Here in Spain, we play a constant game of juggling the weather outside with the temperature inside. Earlier in the day when it's cooler, we have the windows open at each end of the building to encourage a breeze. Be sure to stop doors so they don't slam shut and weigh down paperwork so it doesn't blow around. As the day progresses, the air heats up until the breeze outside is hotter than the air inside; at this stage, we close the windows and pull down the blinds.
Floor-standing or desk fans are relatively cheap and they can make the office environment much more bearable, but try to avoid pointing it into your face as it really dries your eyes out. We made a conscious decision to rent a flat with air-conditioning. Mostly we use this at night time, but it will go on for a couple of hours to give us a bit of respite if it's a particularly hot day.
You may not notice it until it gets warm, but your computer puts out quite a bit of heat. We have reduced the energy consumption and the heat output of our office equipment by switching from desktop computer towers to laptops and our shared office computer with a tiny Linux file server. If you aren't able to do this, see if you can move your computer as far as possible from your desk and make sure the fan is pointing the other direction (while still cooling the computer, of course). If you have additional computers on a network, do they need to be in the same room as you?
Wear light-coloured, loose clothing. Summer clothing doesn't have to be casual or just for the beach.

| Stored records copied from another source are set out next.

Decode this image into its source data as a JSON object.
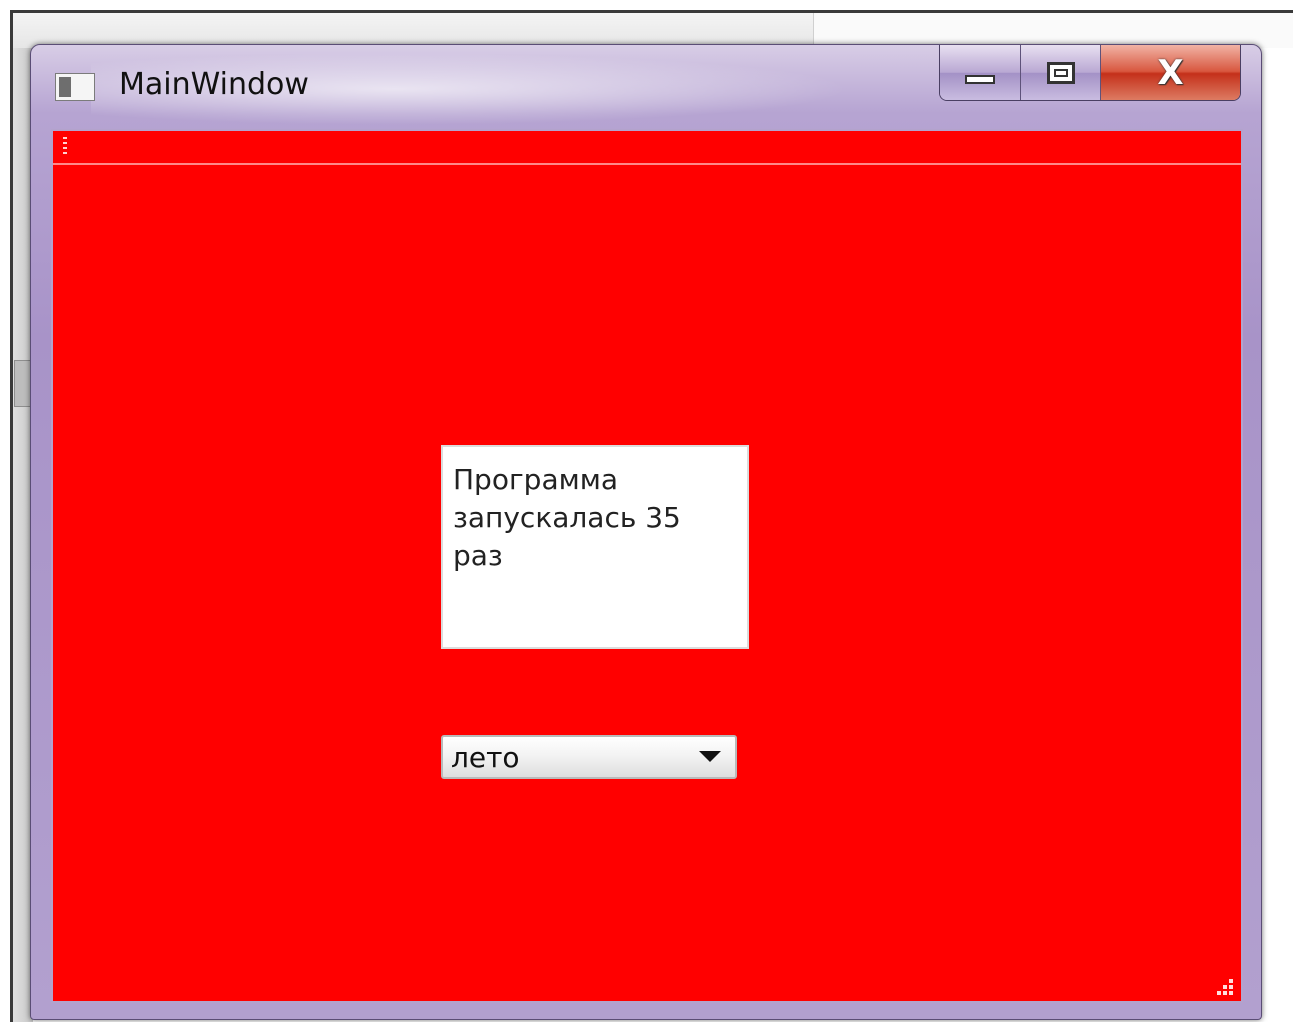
{
  "window": {
    "title": "MainWindow"
  },
  "main": {
    "textbox_text": "Программа запускалась 35 раз",
    "combo": {
      "selected": "лето"
    }
  },
  "colors": {
    "client_background": "#ff0000",
    "window_frame": "#a893c8",
    "close_button": "#c4301a"
  },
  "icons": {
    "app": "app-icon",
    "minimize": "minimize-icon",
    "maximize": "maximize-icon",
    "close": "close-icon",
    "combo_arrow": "chevron-down-icon",
    "resize": "resize-grip-icon"
  }
}
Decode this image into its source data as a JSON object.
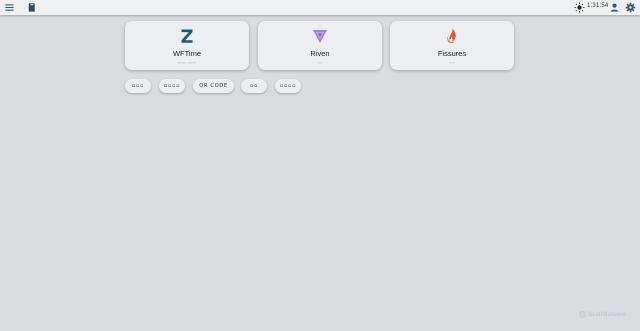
{
  "topbar": {
    "menu_icon": "menu-icon",
    "book_icon": "book-icon",
    "theme_icon": "sun-icon",
    "clock": "1:31:54",
    "user_icon": "account-icon",
    "settings_icon": "gear-icon"
  },
  "cards": [
    {
      "title": "WFTime",
      "subtitle": "▫▫▫▫▫ ▫▫▫▫▫",
      "icon": "z-logo-icon",
      "color": "#1d5b70"
    },
    {
      "title": "Riven",
      "subtitle": "▫▫▫",
      "icon": "riven-icon",
      "color": "#a67ad6"
    },
    {
      "title": "Fissures",
      "subtitle": "▫▫▫",
      "icon": "flame-icon",
      "color": "#d2622c"
    }
  ],
  "buttons": [
    {
      "label": "▫▫▫"
    },
    {
      "label": "▫▫▫▫"
    },
    {
      "label": "QR CODE"
    },
    {
      "label": "▫▫"
    },
    {
      "label": "▫▫▫▫"
    }
  ],
  "watermark": {
    "text": "ScanMalware"
  }
}
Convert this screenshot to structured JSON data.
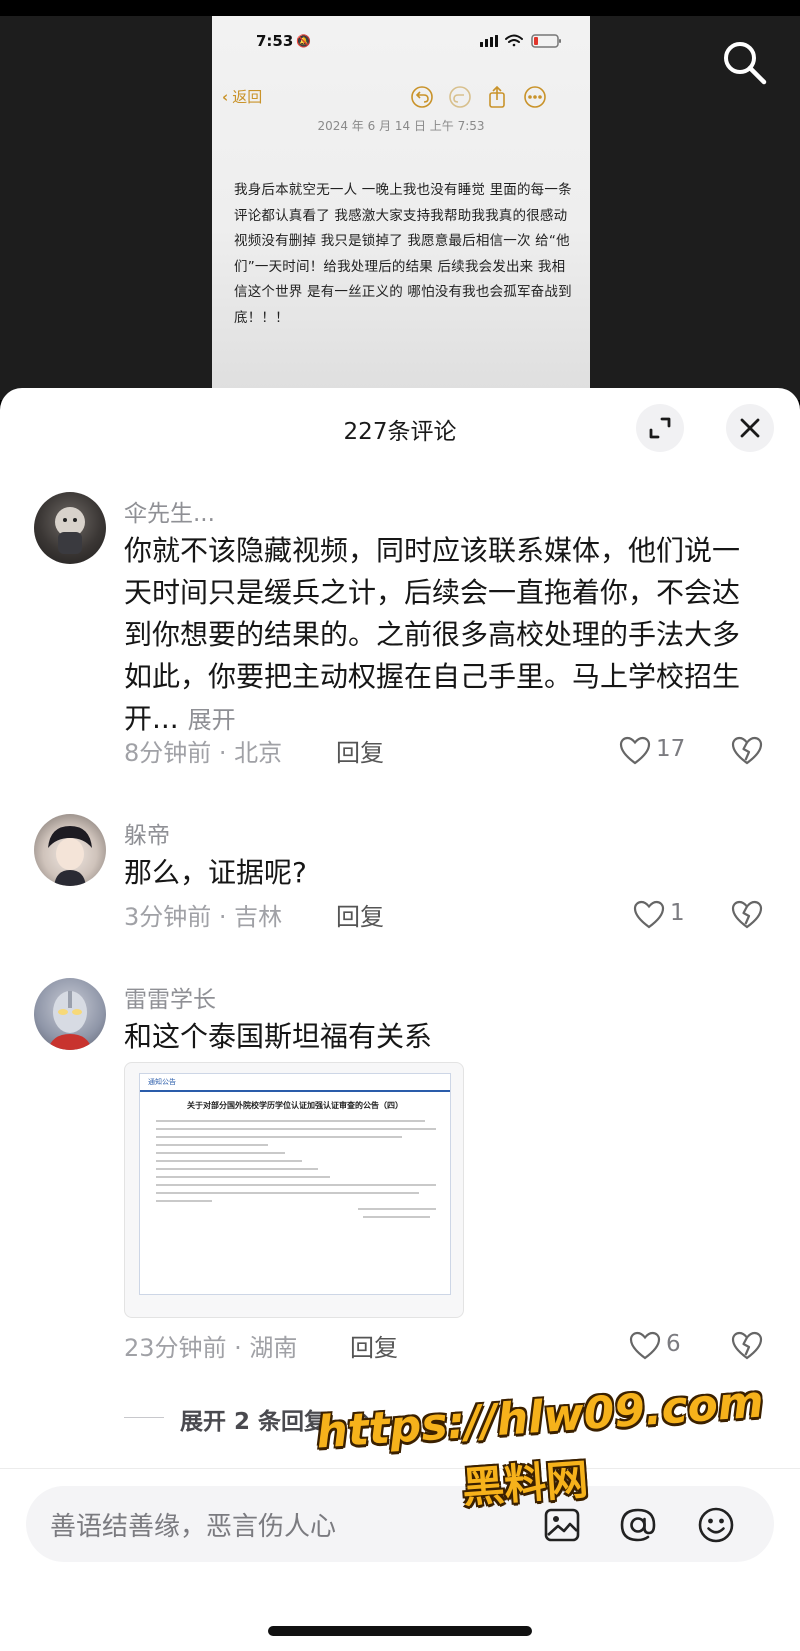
{
  "video": {
    "phone_status": {
      "time": "7:53"
    },
    "note": {
      "back_label": "返回",
      "date": "2024 年 6 月 14 日 上午 7:53",
      "body": "我身后本就空无一人 一晚上我也没有睡觉 里面的每一条评论都认真看了 我感激大家支持我帮助我我真的很感动 视频没有删掉 我只是锁掉了 我愿意最后相信一次 给“他们”一天时间！给我处理后的结果 后续我会发出来 我相信这个世界 是有一丝正义的 哪怕没有我也会孤军奋战到底！！！"
    }
  },
  "comments_panel": {
    "title": "227条评论",
    "comments": [
      {
        "username": "伞先生...",
        "text": "你就不该隐藏视频，同时应该联系媒体，他们说一天时间只是缓兵之计，后续会一直拖着你，不会达到你想要的结果的。之前很多高校处理的手法大多如此，你要把主动权握在自己手里。马上学校招生开...",
        "more_label": "展开",
        "meta": "8分钟前 · 北京",
        "reply_label": "回复",
        "likes": "17"
      },
      {
        "username": "躲帝",
        "text": "那么，证据呢?",
        "meta": "3分钟前 · 吉林",
        "reply_label": "回复",
        "likes": "1"
      },
      {
        "username": "雷雷学长",
        "text": "和这个泰国斯坦福有关系",
        "attachment": {
          "tag": "通知公告",
          "title": "关于对部分国外院校学历学位认证加强认证审查的公告（四）"
        },
        "meta": "23分钟前 · 湖南",
        "reply_label": "回复",
        "likes": "6",
        "expand_replies_label": "展开 2 条回复"
      }
    ],
    "input": {
      "placeholder": "善语结善缘，恶言伤人心"
    }
  },
  "watermark": {
    "url": "https://hlw09.com",
    "name": "黑料网"
  },
  "colors": {
    "note_accent": "#c9932a",
    "watermark": "#f6b21b",
    "sheet_bg": "#ffffff"
  }
}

Choose loose-fitting, lightweight fabrics.
Natural fabrics like cotton or linen can be more comfortable but synthetic materials or blends are often designed to wick away sweat and cool you down.
A plea to business owners: most companies have moved with the times and have very relaxed dress codes these days, particularly for back-office staff, but some still cling to traditional dress codes.
Please make sure both men and women have options to wear something cool; nobody wants to wear a suit or socks and shoes in hot weather.
Get a round in
Drink plenty of liquids. We keep bottles of tap water in the fridge; a chilled drink is much more refreshing than one that's room temperature with a couple of ice-cubes. Water is great but if you are sweating you will continue to dehydrate unless you replace lost salts. We keep sugar-free, pre-mixed isotonic drinks on hand. You can buy rehydration salts and hydration tablets from sports and outdoor shops.
Another alternative is to drink non-alcoholic beer in the office, it's naturally isotonic and can help with rehydration - you might get a few funny looks from co-workers though.
Everyone has heard the received wisdom that drinking hot drinks in hot weather can cool you down. I'd love to believe this but the reality is that as much as you want to, beyond a certain temperature it's unbearable. Mat only drinks espresso shots so this doesn't really affect him but I love a mug of tea (and a tea break!). For my tea fix I make weak black tea (it's the one thing that Spanish tea bags are good for!) or jasmine tea, then slightly sweeten it before chilling in the fridge. If you insist on drinking hot tea make sure it cools down a lot more than usual before consuming it.
I know there's one question that will be vexing people more than anything - how does Stanley cope?
He has a great shaggy coat and while he's no husky or malamute, he's not a natural sun-worshipping breed either. The answer is that he does struggle but he seems to love it!
He drags us out for a two-hour walk every morning and though he returns panting, he's keen to go out again in the afternoon. We don't walk in the middle of the day and of course, we make sure he has lots of water available.
We've tried various tricks like low-salt chicken stock ice-cubes and a cool pad, but he's generally suspicious of anything we try to offer him. His favourite cooling-off method is a swim or paddle in one of the many ponds and fountains in the park.